Afuera, en el pasillo del hospital, dos médicos hablaban en voz baja.
—Si su fiebre sigue subiendo, no pasará de esta noche —dijo uno, con el ceño fruncido—. Es una pena. Es tan joven...
—¿Hay algo más que podamos intentar?
—Nada que no hayamos hecho ya. Está sedado, ha sido operado, le hemos administrado todo lo posible. Solo queda esperar. Esta hora lo decidirá todo.
Unos veinte minutos después, el médico salió de la habitación, visiblemente sorprendido.

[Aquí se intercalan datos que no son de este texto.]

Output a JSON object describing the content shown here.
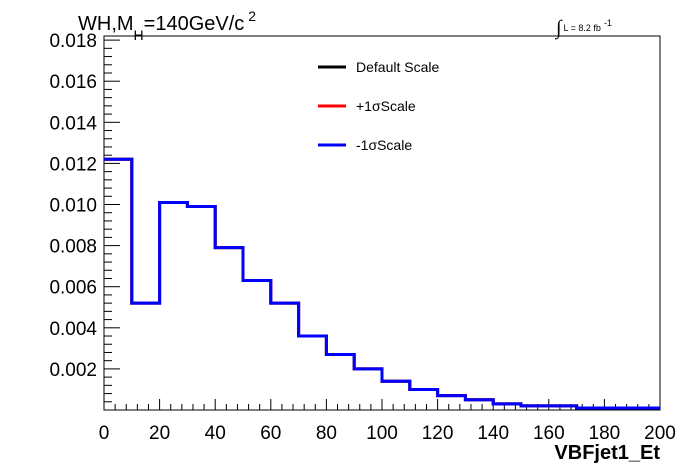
{
  "chart_data": {
    "type": "line",
    "title": {
      "prefix": "WH,M",
      "subscript": "H",
      "suffix": "=140GeV/c",
      "superscript": "2"
    },
    "luminosity": {
      "integral_symbol": "∫",
      "text": "L = 8.2 fb",
      "superscript": "-1"
    },
    "xlabel": "VBFjet1_Et",
    "ylabel": "",
    "xlim": [
      0,
      200
    ],
    "ylim": [
      0,
      0.0182
    ],
    "x_ticks": [
      "0",
      "20",
      "40",
      "60",
      "80",
      "100",
      "120",
      "140",
      "160",
      "180",
      "200"
    ],
    "y_ticks": [
      "0.002",
      "0.004",
      "0.006",
      "0.008",
      "0.010",
      "0.012",
      "0.014",
      "0.016",
      "0.018"
    ],
    "bin_edges": [
      0,
      10,
      20,
      30,
      40,
      50,
      60,
      70,
      80,
      90,
      100,
      110,
      120,
      130,
      140,
      150,
      160,
      170,
      180,
      190,
      200
    ],
    "series": [
      {
        "name": "Default Scale",
        "color": "#000000",
        "values": [
          0.0122,
          0.0052,
          0.0101,
          0.0099,
          0.0079,
          0.0063,
          0.0052,
          0.0036,
          0.0027,
          0.002,
          0.0014,
          0.001,
          0.0007,
          0.0005,
          0.0003,
          0.0002,
          0.0002,
          0.0001,
          0.0001,
          0.0001
        ]
      },
      {
        "name": "+1σScale",
        "color": "#ff0000",
        "values": [
          0.0122,
          0.0052,
          0.0101,
          0.0099,
          0.0079,
          0.0063,
          0.0052,
          0.0036,
          0.0027,
          0.002,
          0.0014,
          0.001,
          0.0007,
          0.0005,
          0.0003,
          0.0002,
          0.0002,
          0.0001,
          0.0001,
          0.0001
        ]
      },
      {
        "name": "-1σScale",
        "color": "#0000ff",
        "values": [
          0.0122,
          0.0052,
          0.0101,
          0.0099,
          0.0079,
          0.0063,
          0.0052,
          0.0036,
          0.0027,
          0.002,
          0.0014,
          0.001,
          0.0007,
          0.0005,
          0.0003,
          0.0002,
          0.0002,
          0.0001,
          0.0001,
          0.0001
        ]
      }
    ],
    "grid": false,
    "legend_position": "top-center"
  }
}
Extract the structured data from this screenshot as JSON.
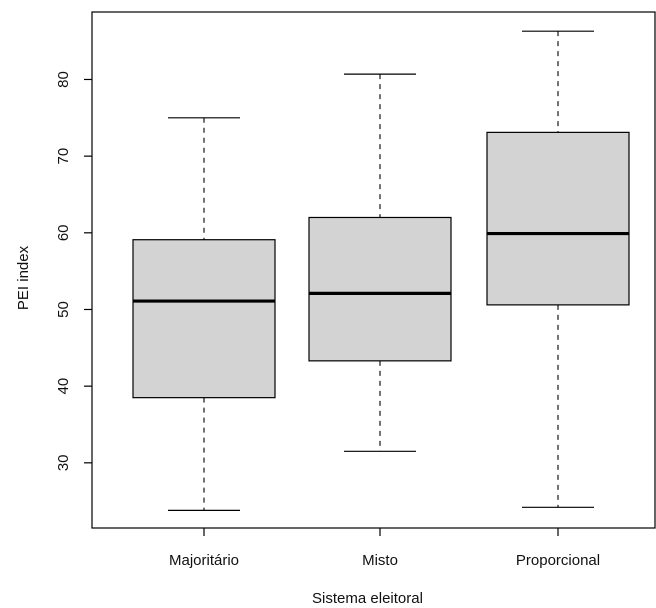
{
  "chart_data": {
    "type": "boxplot",
    "title": "",
    "xlabel": "Sistema eleitoral",
    "ylabel": "PEI index",
    "categories": [
      "Majoritário",
      "Misto",
      "Proporcional"
    ],
    "boxes": [
      {
        "category": "Majoritário",
        "whisker_low": 23.8,
        "q1": 38.5,
        "median": 51.1,
        "q3": 59.1,
        "whisker_high": 75.0
      },
      {
        "category": "Misto",
        "whisker_low": 31.5,
        "q1": 43.3,
        "median": 52.1,
        "q3": 62.0,
        "whisker_high": 80.7
      },
      {
        "category": "Proporcional",
        "whisker_low": 24.2,
        "q1": 50.6,
        "median": 59.9,
        "q3": 73.1,
        "whisker_high": 86.3
      }
    ],
    "yticks": [
      30,
      40,
      50,
      60,
      70,
      80
    ],
    "ylim": [
      21.5,
      88.8
    ],
    "grid": false,
    "colors": {
      "box_fill": "#d3d3d3",
      "stroke": "#000000",
      "background": "#ffffff"
    }
  }
}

—Increíble —le dijo al otro, casi sonriendo—. Está mejorando. El pulso se estabiliza. Respira mejor. Pensé que lo perdíamos… pero ahora estoy seguro: va a vivir. Apostaría mi reputación.
Dentro de la habitación, los padres de Warren escucharon aquella voz.
Se miraron en silencio.
La madre frunció el ceño con decepción.
—¿Lo oíste? —murmuró—. No va a morir… otra vez. Lo sentía tan cerca esta vez. Tan cerca de reunirse con nosotros… y ahora, quizás tengamos que esperar otros treinta o cuarenta años.
El padre asintió, resignado. Se puso de pie, le ofreció la mano a su esposa, delgada y translúcida como la suya. Juntos se envolvieron en sus mortajas y flotaron fuera de la habitación, atravesando la ventana, ascendiendo bajo la luz plateada de la luna que se derramaba sobre la ciudad dormida.